Les islamistes nigérians de Boko Haram ont pris vendredi la ville camerounaise de Kerawa, dans la région de l'Extrême-Nord, poussant l'armée à faire mouvement vers cette ville frontalière du Nigeria pour les en chasser, selon des sources camerounaises.
C'est la première fois depuis des mois que les insurgés, largement affaiblis par une opération des armées de la région depuis début 2015, s'emparent d'une nouvelle localité.
"Boko Haram contrôle Kerawa depuis ce matin", a affirmé à l'AFP une source proche des autorités de la région de l'Extrême-Nord, faisant état de "civils tués", sans autre précision.
Selon cette source, "des renforts militaires" camerounais sont arrivés sur place mais il n'était pas possible de savoir dans l'immédiat si des combats étaient engagés dans cette ville de quelque 50.000 habitants.
"Ils nous font dur" (ils nous mènent la vie dure), a-t-on commenté pour définir la détermination des islamistes.
Une source sécuritaire et l'hebdomadaire régional l'Oeil du Sahel ont également confirmé la prise de la ville par les insurgés, affirmant que "d'importants renforts de l'armée camerounaise convergent vers Kerawa, encouragés par les populations".
Jeudi, les assaillants avaient attaqué la ville, "tuant plusieurs personnes dans les mosquées", selon la source sécuritaire qui évoque un bilan non-confirmé de onze tués. Plusieurs centaines d'habitants ont fui pour se réfugiés dans les localités voisines.
De son côté, le gouvernement camerounais a affirmé "que pas un centimètre carré de notre territoire se trouve occupé par ces bandits", dans une déclaration à la radio nationale du ministre de la Communication et porte-parole du gouvernement, Issa Tchiroma Bakary.
Le ministre a toutefois confirmé une opération militaire en cours, sans donner d'explication.
"Nos forces de défense et de sécurité sont en train de ratisser l'ensemble de cette partie de notre territoire", a-t-il concédé, avant de conclure: "je vous assure que tout va pour le mieux dans le meilleur des mondes".
- Combattants dispersés -
Face aux offensives des armées de la région, les insurgés de Boko Haram, qui ont rallié l'organisation de l'Etat islamique (EI) ont perdu depuis début 2015 la plupart des territoires qu'ils contrôlaient, principalement dans le nord-est du Nigeria.
Mais ils restent solidement retranchés dans des zones difficiles d'accès - forêt de Sambisa, monts Mandara, îles du lac Tchad - et multiplient les attentats-suicides, au Nigeria, mais aussi au Niger, au Cameroun et au Tchad.
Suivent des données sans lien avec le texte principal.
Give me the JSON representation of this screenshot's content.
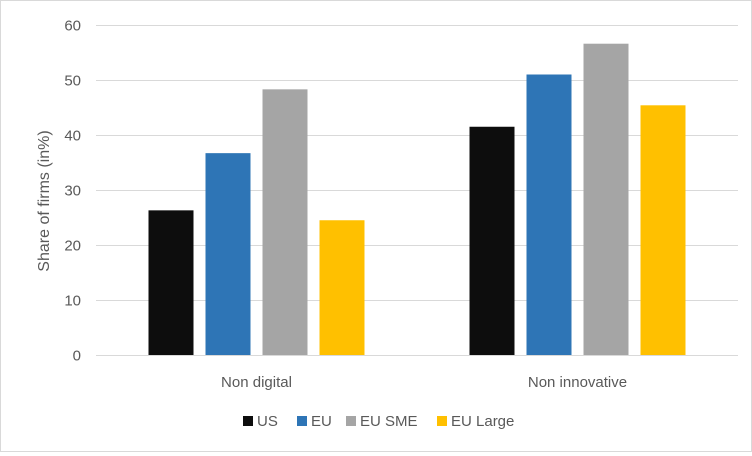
{
  "chart_data": {
    "type": "bar",
    "title": "",
    "xlabel": "",
    "ylabel": "Share of firms (in%)",
    "ylim": [
      0,
      60
    ],
    "yticks": [
      0,
      10,
      20,
      30,
      40,
      50,
      60
    ],
    "categories": [
      "Non digital",
      "Non innovative"
    ],
    "series": [
      {
        "name": "US",
        "color": "#0d0d0d",
        "values": [
          26.3,
          41.5
        ]
      },
      {
        "name": "EU",
        "color": "#2e75b6",
        "values": [
          36.7,
          51.0
        ]
      },
      {
        "name": "EU SME",
        "color": "#a5a5a5",
        "values": [
          48.3,
          56.6
        ]
      },
      {
        "name": "EU Large",
        "color": "#ffc000",
        "values": [
          24.5,
          45.4
        ]
      }
    ],
    "grid": true,
    "legend_position": "bottom"
  }
}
Kerawa, adossée à une ville nigériane qui porte le même nom et située dans la région de Kolofata, est la cible régulière d'attaques de Boko Haram et d'attentats-suicides.
Elle a déjà été le théâtre d'un double-attentat ayant fait au moins une vingtaine de morts et plus de 140 blessés sur le marché le 3 septembre.
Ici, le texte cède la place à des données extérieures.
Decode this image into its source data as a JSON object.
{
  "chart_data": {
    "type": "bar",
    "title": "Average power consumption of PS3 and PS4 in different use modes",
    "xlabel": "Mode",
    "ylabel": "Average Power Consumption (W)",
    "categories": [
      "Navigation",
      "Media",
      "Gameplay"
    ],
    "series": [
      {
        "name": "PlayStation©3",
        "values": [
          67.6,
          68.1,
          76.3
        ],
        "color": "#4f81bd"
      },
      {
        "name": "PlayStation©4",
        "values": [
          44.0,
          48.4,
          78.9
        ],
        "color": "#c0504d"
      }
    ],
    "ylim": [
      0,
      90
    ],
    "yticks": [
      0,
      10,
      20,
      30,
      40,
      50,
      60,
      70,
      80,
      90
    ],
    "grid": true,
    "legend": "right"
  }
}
De l'autre côté de la frontière, la région de Kerawa-Nigeria, située au pied des monts Mandara, est encore loin d'être sécurisée malgré les efforts de l'armée pour combattre les islamistes depuis l'arrivée au pouvoir du nouveau président nigérian, Muhammadu Buhari en mai.
L'offensive qui a permis fin septembre de reprendre Banki, localité située à quelques dizaines de kilomètres de Kerawa, a même sans doute contribué à disperser des combattants défaits dans la brousse environnante, où plusieurs villages nigérians ont été attaqués ces dernières semaines.
Deux femmes femmes kamikazes ont tué au moins 11 personnes près de Madagali, dans l'Etat de l'Adamawa, le 18 octobre. Et dans l'Etat voisin de Borno, au moins 28 personnes ont été tuées vendredi dans un attentat-suicide commis contre une mosquée de Maiduguri, berceau du groupe dans le nord-est du Nigeria.
Depuis 2009, l'insurrection a fait au moins 17.000 morts et 2,5 millions de déplacés.
La semaine dernière le président Barack Obama a annoncé le déploiement d'un détachement de 300 soldats américains au Cameroun pour participer à la guerre contre les islamistes.